Photo courtesy of Kat N.L.M. (Flickr)
Evidently it takes seven people to replace one John Kruk. With the gruff ex-Philly out of action Sunday (as well as fellow commentator Dan Shulman), the Baseball Tonight team decided to cover the Dodgers vs. Pirates game with a small army of former players and coaches-turned-analysts, each with a different vantage points throughout the stadium. While Mark Mulder isn’t exactly anyone’s idea of a young Vin Scully, the experiment worked surprisingly well, with each analyst providing insight that was valuable throughout the game.
Here’s what marketers can learn from the BBTN crew’s approach to dynamic, engaging content.
Different Voices, More Perspective
The BBTN crew had, among other talents on hand, a former manager in Eric Wedge, a starting pitcher in Moulder, outfielder Doug Glanville, and Aaron Boone and Hall-of-Famer Barry Larking representing the infielders to call the game. Between them, they covered just about every facet of the game, from what the managers were thinking to what the catchers were probably saying to the umpires between pitches. By allowing each analyst to focus on his own expertise, BBTN ended up with much more comprehensive analysis of the game than usual.
Every marketing organization can apply the same approach to their own workforce. Rather than task one or two individuals with coming up with the content for your campaigns, why not leverage employees across the organization who are fountains of knowledge in their respective capacities? In doing so, you can produce more dynamic content for your audience, and reduce the workload for each individual.
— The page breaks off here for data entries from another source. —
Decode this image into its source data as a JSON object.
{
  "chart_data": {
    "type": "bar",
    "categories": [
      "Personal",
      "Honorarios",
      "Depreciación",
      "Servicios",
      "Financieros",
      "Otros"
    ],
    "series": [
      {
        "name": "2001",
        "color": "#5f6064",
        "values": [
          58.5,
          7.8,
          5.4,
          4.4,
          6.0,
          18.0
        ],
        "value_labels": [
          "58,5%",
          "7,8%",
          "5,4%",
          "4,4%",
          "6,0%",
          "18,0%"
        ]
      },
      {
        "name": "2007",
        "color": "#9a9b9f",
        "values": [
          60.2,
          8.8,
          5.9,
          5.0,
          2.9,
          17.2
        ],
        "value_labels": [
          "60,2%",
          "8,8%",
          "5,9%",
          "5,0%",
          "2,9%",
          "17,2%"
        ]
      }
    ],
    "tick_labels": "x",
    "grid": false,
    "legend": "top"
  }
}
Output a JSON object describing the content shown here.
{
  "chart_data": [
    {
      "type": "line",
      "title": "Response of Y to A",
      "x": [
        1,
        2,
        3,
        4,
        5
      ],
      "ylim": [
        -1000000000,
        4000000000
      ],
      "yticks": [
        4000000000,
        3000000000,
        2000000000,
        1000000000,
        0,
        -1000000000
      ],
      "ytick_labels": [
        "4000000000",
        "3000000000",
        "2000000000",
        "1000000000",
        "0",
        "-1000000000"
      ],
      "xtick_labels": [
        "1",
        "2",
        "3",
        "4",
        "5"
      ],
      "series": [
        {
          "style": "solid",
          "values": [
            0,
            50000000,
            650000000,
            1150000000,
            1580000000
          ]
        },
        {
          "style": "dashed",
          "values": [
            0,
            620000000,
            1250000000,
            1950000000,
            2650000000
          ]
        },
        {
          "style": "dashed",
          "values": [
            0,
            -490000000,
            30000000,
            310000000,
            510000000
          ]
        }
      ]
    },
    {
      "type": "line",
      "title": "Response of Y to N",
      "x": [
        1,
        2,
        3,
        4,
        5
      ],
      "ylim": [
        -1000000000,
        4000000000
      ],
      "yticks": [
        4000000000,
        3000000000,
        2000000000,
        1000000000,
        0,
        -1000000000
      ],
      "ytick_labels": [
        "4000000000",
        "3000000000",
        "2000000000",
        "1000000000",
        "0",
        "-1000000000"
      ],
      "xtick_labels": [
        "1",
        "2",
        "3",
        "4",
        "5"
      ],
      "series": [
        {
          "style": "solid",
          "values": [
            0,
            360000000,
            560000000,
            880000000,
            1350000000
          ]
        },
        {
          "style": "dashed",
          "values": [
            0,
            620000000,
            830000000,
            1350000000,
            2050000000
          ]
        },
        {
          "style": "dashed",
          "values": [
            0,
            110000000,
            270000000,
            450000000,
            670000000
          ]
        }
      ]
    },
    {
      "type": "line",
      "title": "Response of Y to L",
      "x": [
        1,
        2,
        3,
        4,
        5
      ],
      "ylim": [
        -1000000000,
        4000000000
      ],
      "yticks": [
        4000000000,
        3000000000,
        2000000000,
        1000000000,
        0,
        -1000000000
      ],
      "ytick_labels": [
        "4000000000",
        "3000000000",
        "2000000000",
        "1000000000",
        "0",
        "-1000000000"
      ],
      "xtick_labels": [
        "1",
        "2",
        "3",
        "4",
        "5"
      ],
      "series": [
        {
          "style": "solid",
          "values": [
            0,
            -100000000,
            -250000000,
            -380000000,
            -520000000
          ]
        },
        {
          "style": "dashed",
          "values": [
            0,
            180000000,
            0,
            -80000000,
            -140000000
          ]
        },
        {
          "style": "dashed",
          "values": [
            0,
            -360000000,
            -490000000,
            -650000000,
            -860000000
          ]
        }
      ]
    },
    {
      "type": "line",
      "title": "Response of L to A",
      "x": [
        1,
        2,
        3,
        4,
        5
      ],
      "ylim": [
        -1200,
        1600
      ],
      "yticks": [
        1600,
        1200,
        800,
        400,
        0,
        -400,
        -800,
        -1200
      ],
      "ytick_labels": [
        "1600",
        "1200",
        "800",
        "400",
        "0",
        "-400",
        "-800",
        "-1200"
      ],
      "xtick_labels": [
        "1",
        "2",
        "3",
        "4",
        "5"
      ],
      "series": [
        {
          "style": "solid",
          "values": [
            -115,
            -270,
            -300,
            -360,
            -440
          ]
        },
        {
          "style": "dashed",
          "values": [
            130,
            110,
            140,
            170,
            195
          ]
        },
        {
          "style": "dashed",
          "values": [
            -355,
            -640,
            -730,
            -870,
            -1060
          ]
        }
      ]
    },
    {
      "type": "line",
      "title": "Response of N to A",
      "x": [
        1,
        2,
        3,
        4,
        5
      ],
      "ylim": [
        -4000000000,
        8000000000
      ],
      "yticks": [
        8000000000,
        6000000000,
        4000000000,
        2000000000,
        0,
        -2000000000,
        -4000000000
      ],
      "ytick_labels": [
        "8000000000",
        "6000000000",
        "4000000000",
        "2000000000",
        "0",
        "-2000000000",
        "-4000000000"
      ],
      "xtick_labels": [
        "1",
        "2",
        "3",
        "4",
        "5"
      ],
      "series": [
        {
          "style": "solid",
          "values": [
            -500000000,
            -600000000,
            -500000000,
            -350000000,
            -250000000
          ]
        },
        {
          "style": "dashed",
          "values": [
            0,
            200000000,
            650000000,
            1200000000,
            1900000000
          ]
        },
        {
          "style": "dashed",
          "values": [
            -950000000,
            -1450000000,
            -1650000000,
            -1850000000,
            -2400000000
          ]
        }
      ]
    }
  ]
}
You got the sense during Sunday night’s broadcast that the analysts savored the opportunity to offer insight at least as nuanced and valuable as the next guy, and it showed. Each analyst seemed genuinely eager to share what they knew and give audiences and insider’s perspective of the game.
For the subject matter experts working in your organization, consider that they are probably rarely asked to contribute their voices publicly to industry discourse. Embracing them as the knowledge centers that they are and rewarding them with a platform to contribute can produce inspired work and a welcome respite from the more routine aspects of their jobs.
BBTN’s experiment prevented the verbal diarrhea broadcasters are often prone to when they have to fill the air. Instead, audiences got a steady stream of concise, digestible insight from each analyst as they countered and complimented their colleagues’ perspectives with their own. The broadcast began to feel like an actual learning environment — a rare occurrence in sports commentating.
If you want your audience to retain the knowledge you share via your content, focus on making it snackable for audiences with short attention spans. To use a baseball analogy, string together some singles instead of trying to hit a home run all the time.
More Dynamic, More Engaging Content
You might think seven commentators calling a game could get a little unruly or chaotic, but quite the opposite took place. The banter between was less inane than usual; it moved along crisply, was at times funny, and enlivened the broadcast during lulls in action. Rather than fade into the background, the in-game analysis was as engaging as the ball game itself.
Crowd-sourcing or leveraging fellow employees doesn’t have to be central to your content strategy, but it can be an excellent compliment to your usual efforts, especially once they start to feel stale.